I completely agree. Real hype is generated when Netflix consistently nails recommendation. Content is still king, but curation of that content is the engine that drives the whole thing
I agree about your "real hype" statement. There is always the potential for a provider to build business value by nailing recommendation, especially when it comes to lesser known content. Most viewers have heard of big-budget films they plan to watch, or they'll watch any movie with <insert actor>. However, if someone created a system that did this well enough for users to trust it with unknown content, it would go a long way toward meaningful differentiation.

Right now, I don't know of anyone who has limited spare time who would risk trying something unknown just because it shows up in their Netflix recommendations. If Netflix got those right frequently, people would rely on it more and probably enjoy it more. A 10% increase in accuracy has a decent chance to push beyond the invisible "good enough to trust" threshold and create an experience other streaming services just don't have.

A lot of Netflix's success comes from finding great, unknown movies and allowing you to discover them. They're great for Netflix because they're cheap for them and provide high value.

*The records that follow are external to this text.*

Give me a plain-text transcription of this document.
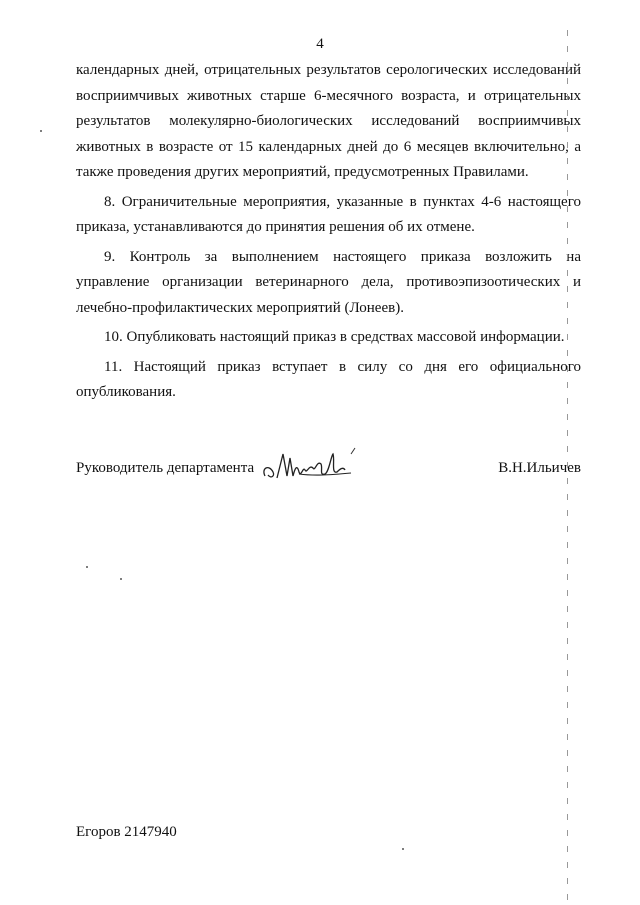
4

календарных дней, отрицательных результатов серологических исследований восприимчивых животных старше 6-месячного возраста, и отрицательных результатов молекулярно-биологических исследований восприимчивых животных в возрасте от 15 календарных дней до 6 месяцев включительно, а также проведения других мероприятий, предусмотренных Правилами.

8. Ограничительные мероприятия, указанные в пунктах 4-6 настоящего приказа, устанавливаются до принятия решения об их отмене.

9. Контроль за выполнением настоящего приказа возложить на управление организации ветеринарного дела, противоэпизоотических и лечебно-профилактических мероприятий (Лонеев).

10. Опубликовать настоящий приказ в средствах массовой информации.

11. Настоящий приказ вступает в силу со дня его официального опубликования.

Руководитель департамента	В.Н.Ильичев
Егоров 2147940
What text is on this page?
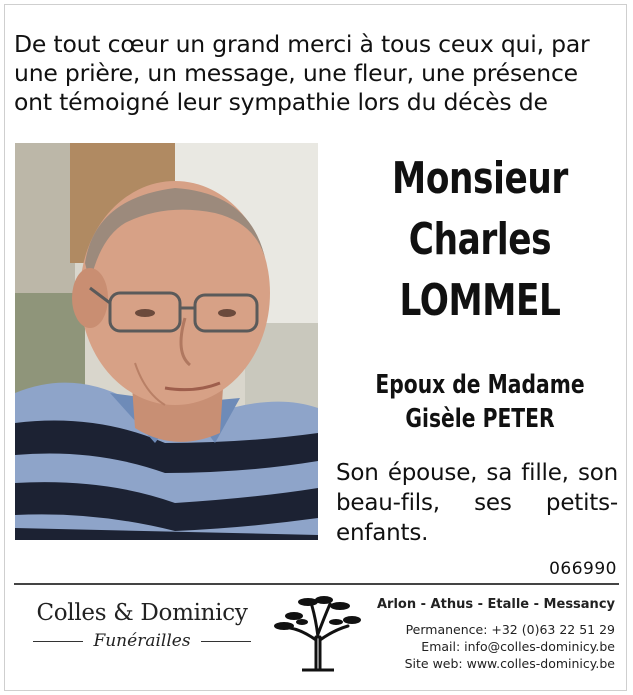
De tout cœur un grand merci à tous ceux qui, par
une prière, un message, une fleur, une présence
ont témoigné leur sympathie lors du décès de
Monsieur
Charles
LOMMEL
Epoux de Madame
Gisèle PETER
Son épouse, sa fille, son beau-fils, ses petits-enfants.
066990
Colles & Dominicy
Funérailles
Arlon - Athus - Etalle - Messancy
Permanence: +32 (0)63 22 51 29
Email: info@colles-dominicy.be
Site web: www.colles-dominicy.be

When Netflix users only decide what movies to watch based only on the titles they recognize from marketing campaigns, their disappointment with Netflix's selection will be higher.

Their optimal strategy is to have a recommendation engine that routes users to good, but unknown movies that they know people end up enjoying if they just take the dive to start watching them.

In Search of General Tso.
> So the recommendation engine just has to come up with something you'd try to watch and perhaps enjoy.

Heck, if it did that I'd be happy. I don't even know why I still have my Netflix subscription. The selection is basically as good (bad) as Hulu and Crackle, the price is higher and the recommendations are laughable (right now they're pushing: Velvet, a TV series about a Spanish fashion house; Sense 8, the latest lameness from the Wachowski brothers; Elsa & Fred, aimed at old people, a Robert Pattinson vehicle, Orange is the New Black, The Butler and piles of other stuff I would never watch if you tied me to a chair).

Frankly, I don't believe they have a recommendation engine anymore: I think they just suggest whatever is cheapest for them to play.

There was a parsimonious model that got to 8% improvement. We know this as it was posted publicly by "Simon Funk" [0] after he decided to give up halfway through the competition.

This simple but more accurate model would have been a useful foundation for Netflix to build its own internal models on, and highlight the flaws in the assumption of the Cinermark algo.

[0] http://sifter.org/~simon/journal/20061211.html

That looks interesting. I wonder if nowadays that result could be replicated with readily available algorithms from scikit-learn.